【普通】
制作部屋。修正原稿を持ち込んだMに、制作課の女の子が話し掛ける。
「Mさんは誰よりも平和を愛する人ですよね」
「はい?」突然の意味不明な質問に、素っ頓狂な声をあげるM。
「一度目指した事は絶対に諦めませんよね」
「何です?急に。でも僕、諦めはいい方ですよ。時と場合によりますけど」とMは答える。もう一人別の女子が口を開く。
「Mさんは犯罪なんかとは縁遠い人ですよね。争い事は好みませんよね」
「まあ、好みではないですね」
「暴力や犯罪、戦争やテロには絶対反対ですよね?」
「何です?急に。
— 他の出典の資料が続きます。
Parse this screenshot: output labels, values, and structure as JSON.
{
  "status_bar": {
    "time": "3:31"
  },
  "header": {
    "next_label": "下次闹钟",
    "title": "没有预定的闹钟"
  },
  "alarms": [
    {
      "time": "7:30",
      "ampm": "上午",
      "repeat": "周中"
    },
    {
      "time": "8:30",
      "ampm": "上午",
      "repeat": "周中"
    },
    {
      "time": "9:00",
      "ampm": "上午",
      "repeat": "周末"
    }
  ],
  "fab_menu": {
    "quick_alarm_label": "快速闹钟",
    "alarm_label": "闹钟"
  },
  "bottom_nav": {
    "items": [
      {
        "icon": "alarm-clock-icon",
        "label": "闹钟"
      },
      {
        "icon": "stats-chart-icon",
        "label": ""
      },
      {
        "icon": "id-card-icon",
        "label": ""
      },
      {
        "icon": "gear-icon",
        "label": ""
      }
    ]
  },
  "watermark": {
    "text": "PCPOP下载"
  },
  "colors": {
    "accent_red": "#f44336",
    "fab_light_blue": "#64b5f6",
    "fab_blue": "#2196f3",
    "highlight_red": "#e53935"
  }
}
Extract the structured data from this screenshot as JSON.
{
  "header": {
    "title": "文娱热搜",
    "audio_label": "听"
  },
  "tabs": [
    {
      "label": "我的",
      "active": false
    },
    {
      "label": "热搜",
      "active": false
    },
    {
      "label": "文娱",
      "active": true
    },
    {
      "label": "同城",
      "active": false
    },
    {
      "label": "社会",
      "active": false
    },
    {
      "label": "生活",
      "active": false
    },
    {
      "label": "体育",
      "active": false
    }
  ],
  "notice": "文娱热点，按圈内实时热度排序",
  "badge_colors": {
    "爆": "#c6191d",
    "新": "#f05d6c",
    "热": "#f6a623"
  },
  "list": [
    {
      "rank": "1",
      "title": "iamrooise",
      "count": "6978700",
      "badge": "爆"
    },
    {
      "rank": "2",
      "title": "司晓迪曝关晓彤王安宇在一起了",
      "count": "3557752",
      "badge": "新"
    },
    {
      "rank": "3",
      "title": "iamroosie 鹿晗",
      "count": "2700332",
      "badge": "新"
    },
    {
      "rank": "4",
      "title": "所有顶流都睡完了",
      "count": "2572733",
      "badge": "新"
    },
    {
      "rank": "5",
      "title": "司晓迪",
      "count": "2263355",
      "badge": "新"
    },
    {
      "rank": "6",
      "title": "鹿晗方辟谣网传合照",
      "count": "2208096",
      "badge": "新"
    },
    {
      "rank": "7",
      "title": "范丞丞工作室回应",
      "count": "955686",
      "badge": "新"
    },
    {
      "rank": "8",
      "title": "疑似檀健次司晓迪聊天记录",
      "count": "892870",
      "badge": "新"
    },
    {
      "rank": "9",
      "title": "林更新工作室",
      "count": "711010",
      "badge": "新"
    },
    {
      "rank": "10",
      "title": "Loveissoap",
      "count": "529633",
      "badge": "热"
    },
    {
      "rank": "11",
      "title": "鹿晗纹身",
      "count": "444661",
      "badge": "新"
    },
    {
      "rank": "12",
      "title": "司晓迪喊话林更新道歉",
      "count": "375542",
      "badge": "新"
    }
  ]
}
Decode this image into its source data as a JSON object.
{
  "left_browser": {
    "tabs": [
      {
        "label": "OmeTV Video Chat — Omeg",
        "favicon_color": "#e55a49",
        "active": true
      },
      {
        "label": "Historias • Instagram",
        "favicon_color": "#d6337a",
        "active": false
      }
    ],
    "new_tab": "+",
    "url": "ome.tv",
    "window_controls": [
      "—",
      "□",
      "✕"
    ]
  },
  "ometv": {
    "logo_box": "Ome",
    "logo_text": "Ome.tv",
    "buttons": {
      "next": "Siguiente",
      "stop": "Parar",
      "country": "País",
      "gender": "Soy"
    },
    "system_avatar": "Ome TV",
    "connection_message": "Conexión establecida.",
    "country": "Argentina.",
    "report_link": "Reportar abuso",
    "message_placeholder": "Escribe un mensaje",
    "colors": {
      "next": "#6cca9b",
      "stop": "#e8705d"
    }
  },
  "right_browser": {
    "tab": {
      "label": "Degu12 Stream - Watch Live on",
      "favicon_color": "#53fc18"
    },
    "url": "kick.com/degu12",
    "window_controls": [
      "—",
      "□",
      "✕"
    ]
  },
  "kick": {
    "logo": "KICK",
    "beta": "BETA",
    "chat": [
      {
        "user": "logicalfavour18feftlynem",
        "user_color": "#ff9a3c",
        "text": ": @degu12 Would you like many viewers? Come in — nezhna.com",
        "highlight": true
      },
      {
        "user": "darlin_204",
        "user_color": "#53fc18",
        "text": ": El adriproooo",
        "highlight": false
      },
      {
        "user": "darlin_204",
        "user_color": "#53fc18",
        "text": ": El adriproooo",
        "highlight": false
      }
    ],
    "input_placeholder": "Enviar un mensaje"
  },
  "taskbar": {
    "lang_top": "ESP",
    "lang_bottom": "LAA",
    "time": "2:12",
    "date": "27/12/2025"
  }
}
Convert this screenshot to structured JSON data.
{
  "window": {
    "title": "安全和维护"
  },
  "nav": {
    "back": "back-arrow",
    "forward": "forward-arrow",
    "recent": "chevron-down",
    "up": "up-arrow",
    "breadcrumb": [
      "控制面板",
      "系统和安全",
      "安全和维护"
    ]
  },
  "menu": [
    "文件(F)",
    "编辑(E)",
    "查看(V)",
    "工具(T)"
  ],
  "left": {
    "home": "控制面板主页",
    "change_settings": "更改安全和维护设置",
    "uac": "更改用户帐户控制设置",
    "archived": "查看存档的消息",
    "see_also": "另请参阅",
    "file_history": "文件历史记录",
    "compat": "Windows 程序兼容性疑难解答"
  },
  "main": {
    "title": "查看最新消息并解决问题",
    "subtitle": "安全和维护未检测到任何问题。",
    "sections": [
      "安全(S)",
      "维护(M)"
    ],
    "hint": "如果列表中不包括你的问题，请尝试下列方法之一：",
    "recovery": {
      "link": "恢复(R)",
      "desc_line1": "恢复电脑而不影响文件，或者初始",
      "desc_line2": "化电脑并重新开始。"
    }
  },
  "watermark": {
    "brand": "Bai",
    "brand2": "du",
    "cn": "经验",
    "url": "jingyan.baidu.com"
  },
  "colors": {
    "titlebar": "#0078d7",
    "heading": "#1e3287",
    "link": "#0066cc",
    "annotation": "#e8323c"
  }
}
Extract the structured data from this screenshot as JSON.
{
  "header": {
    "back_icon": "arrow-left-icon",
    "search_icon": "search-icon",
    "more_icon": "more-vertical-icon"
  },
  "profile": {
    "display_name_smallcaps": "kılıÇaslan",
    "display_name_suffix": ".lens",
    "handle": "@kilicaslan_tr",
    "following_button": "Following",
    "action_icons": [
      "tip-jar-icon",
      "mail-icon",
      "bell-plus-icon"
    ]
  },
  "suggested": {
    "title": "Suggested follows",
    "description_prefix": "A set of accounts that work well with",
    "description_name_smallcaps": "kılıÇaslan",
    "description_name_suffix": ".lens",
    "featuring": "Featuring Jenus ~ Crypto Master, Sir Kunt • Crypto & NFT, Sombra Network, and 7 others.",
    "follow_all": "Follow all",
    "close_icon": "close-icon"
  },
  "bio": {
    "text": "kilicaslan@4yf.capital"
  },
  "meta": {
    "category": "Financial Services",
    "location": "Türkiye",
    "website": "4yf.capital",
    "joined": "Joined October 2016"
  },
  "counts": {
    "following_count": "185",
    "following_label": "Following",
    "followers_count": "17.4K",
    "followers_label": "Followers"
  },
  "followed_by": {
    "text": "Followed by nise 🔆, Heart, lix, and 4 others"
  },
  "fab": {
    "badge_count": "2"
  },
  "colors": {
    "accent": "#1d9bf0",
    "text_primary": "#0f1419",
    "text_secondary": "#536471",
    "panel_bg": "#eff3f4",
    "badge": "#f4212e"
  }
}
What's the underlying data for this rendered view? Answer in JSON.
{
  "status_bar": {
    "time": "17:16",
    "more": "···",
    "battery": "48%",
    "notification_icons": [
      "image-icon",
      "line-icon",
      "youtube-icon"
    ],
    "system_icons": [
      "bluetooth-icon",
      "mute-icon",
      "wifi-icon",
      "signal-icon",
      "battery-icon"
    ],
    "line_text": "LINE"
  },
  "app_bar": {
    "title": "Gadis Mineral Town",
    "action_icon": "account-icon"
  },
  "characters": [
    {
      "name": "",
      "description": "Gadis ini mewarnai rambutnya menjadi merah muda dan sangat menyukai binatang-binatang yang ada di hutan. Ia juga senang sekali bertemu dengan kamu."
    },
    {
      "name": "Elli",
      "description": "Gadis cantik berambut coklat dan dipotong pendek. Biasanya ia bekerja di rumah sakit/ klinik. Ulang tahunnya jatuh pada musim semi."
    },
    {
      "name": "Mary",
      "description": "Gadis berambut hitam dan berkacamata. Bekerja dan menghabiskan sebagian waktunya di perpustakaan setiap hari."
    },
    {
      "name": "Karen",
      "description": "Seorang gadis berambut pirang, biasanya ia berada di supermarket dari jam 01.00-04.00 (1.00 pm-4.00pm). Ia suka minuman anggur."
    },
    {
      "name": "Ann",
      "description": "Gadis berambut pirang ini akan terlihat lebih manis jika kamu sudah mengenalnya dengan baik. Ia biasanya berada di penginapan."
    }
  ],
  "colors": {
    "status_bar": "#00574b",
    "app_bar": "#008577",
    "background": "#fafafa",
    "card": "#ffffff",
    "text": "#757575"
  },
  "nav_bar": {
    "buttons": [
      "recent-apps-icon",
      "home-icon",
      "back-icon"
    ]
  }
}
誰かにそう言うように言われたんですか?」Mは不気味さを感じて質問を返す。話題が不自然な気がするのは気のせいか。
「いえ、何となくですけど」
「……」
「でも世界平和が夢なんですよね?」と質問を重ねる制作課の女子。
「僕の夢は…」言い淀み、少し考えてから再び口を開くM。「結婚して普通に家庭を築く事です。世界平和はそのついでです。おもしろいかな、と思って」
「そうなんですか?」意外そうな口調でそう訊ねる女子。
「そうですよ。僕は誰よりも普通に憧れています。病んでますからね」とMは静かな口調で答える。
「本当に病んでるんですか?」
「病んでますよ」
「そんな風に見えないけどな。病んでるって、どういう状態なんですか?」
「今は精神に平穏がない。安らぎがない。常に憂鬱を感じるし、そして殺伐としています」冷静に自分の心情を読み上げるM。
「Mさんはいつも穏やかに見えるけど」
「ありがとうございます。これでも随分マシになった方ですよ。お陰様で」
「そうだったんですね。Mさんは普通に見えるけど、Mさんにとっての普通って、どういうものなんですか?」
「僕にとっての普通ですか?」少し考えて、再び口を開くM。「そうですね…。嫌な事もあるけど、いい事も楽しい事もちゃんとあって、安らげる瞬間や場所がちゃんとあって、それで精神のバランスがちゃんと取れて、少しずつでも成長できる環境に身を置く事ですかね。何よりも、心に平穏がある事です」
「心の平穏ですか」
「そうです。心の平穏です」
「Mさんはちゃんと成長してると思うけど」
「ありがとうございます。皆さんのお陰です」
「Mさんなら叶えられますよ、夢」
「ありがとうございます」
「だから早まらないでくださいね」
「何の話ですか?」どこかとぼけたように視線を床に落とし、制作部屋を後にするM。外に飛び出し、携帯電話を手にすると、メモ帳機能を開き、文章を打ち込み始める。